Choosing a Citation Manager

Does it make me “old school” if I still prefer writing out my citations by hand? Citation engines weren’t available when I was in college, and I didn’t need them in my M.F.A. program, but they were ubiquitous in my Ph.D. program. Even so, I didn’t give in until I was preparing for my qualifying exams, and I sort of regret that I didn’t pick and commit to one platform early on.

When my undergraduate students ask me about citation engines, I ask them to outline their “needs model” for me, by answering the following:

  • Do I feel confident in my ability to manually cite my sources, either from memory or referring to the appropriate style guide (or resources like Purdue OWL)?
  • What do I need the tool to do for me? (Produce accurately formatted citations? Store and organize downloaded articles? Allow me to highlight in articles and write notes, summaries, and manage my research process?)
  • How high of a learning curve am I willing to tolerate/am I willing to do any work with the platform at all? (Automatic and easy out of the box? Type in bibliographic information by hand? FAFO?)
  • Is it worth it/can I afford to pay for a service, based on the time I have left in higher education and/or my career plans? (Free?

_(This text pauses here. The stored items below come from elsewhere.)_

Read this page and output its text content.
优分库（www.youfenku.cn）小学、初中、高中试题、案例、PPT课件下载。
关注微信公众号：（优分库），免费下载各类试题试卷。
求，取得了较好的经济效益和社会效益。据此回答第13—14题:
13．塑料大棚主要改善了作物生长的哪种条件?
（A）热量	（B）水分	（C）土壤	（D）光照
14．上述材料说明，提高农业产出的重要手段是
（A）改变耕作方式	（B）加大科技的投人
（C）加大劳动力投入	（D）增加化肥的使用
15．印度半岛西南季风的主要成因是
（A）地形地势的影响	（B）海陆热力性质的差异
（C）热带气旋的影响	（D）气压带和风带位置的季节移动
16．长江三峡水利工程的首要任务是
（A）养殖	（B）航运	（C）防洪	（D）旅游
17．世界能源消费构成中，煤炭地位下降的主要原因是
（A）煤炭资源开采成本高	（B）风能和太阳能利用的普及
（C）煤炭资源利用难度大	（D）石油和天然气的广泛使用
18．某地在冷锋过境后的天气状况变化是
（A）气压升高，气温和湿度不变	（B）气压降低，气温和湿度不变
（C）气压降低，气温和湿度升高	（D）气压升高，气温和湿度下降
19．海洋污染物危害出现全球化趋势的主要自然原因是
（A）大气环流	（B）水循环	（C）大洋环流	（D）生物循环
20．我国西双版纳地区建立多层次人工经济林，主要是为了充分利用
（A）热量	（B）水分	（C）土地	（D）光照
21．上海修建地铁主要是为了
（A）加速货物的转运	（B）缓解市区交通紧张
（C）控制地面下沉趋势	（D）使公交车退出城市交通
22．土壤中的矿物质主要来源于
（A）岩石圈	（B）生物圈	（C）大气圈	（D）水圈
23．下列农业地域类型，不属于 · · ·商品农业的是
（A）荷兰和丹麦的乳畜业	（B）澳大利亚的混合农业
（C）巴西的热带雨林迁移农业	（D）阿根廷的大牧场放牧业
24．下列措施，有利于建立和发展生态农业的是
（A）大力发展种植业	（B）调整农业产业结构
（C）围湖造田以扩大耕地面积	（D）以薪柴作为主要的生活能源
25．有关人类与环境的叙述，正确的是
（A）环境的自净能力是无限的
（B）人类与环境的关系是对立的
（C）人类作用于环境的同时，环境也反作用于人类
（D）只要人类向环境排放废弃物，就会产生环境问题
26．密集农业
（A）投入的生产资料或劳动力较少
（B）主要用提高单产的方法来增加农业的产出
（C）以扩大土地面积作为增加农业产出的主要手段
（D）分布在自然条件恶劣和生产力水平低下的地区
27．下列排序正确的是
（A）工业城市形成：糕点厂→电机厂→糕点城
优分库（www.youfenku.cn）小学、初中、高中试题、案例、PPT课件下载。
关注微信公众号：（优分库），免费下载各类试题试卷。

Yearly subscription?)

Then, based on their answers, I recommend:

  • ZoteroBib – Free online tool for creating bibliographies
  • Zotero – Open-source, free software for saving publication data, annotating PDFs, integrating with word processors, and creating bibliographies. (Zotero has been around since 2006, making it a very robust tool, but didn’t have the kinds of features I needed back then, so I never really committed to it myself.)
  • Mendeley – Free software for saving publication data, annotating PDFs, integrating with word processors, and creating bibliographies. (I stopped using it when Elsevier bought it.)
  • Citavi – Paid German software owned by Lumivero (who also own NVivo). Towards the end of my dissertation process, I ultimately settled on Citavi myself, because in addition to doing what Zotero does I wanted a tool that would help me manage my research tasks and overall workflow, let me taxonomize my annotations, and sync locally and to the cloud. It’s not cheap ($200.00/yearly, which I could not have afforded early in my academic career) and is only compatible with Windows, but it was a game changer for me.
Three-pane view in Citavi Reference Editor.
Citavi Reference Editor, displaying a list of references in the first pane, bibliographic information in the second, and a preview of a PDF in the third. © 2025 V. Manivannan

Someday I’ll document how I use Citavi to specifically assist with doing research as a chronically ill scholar. Someday.

Honestly, I still don’t really use these tools for citation formatting so much as for collecting, organizing, and engaging with scholarship⁠—but maybe someday when I finish organizing my massive research repository, I’ll finally give it a shot. Someday. Whenever that is.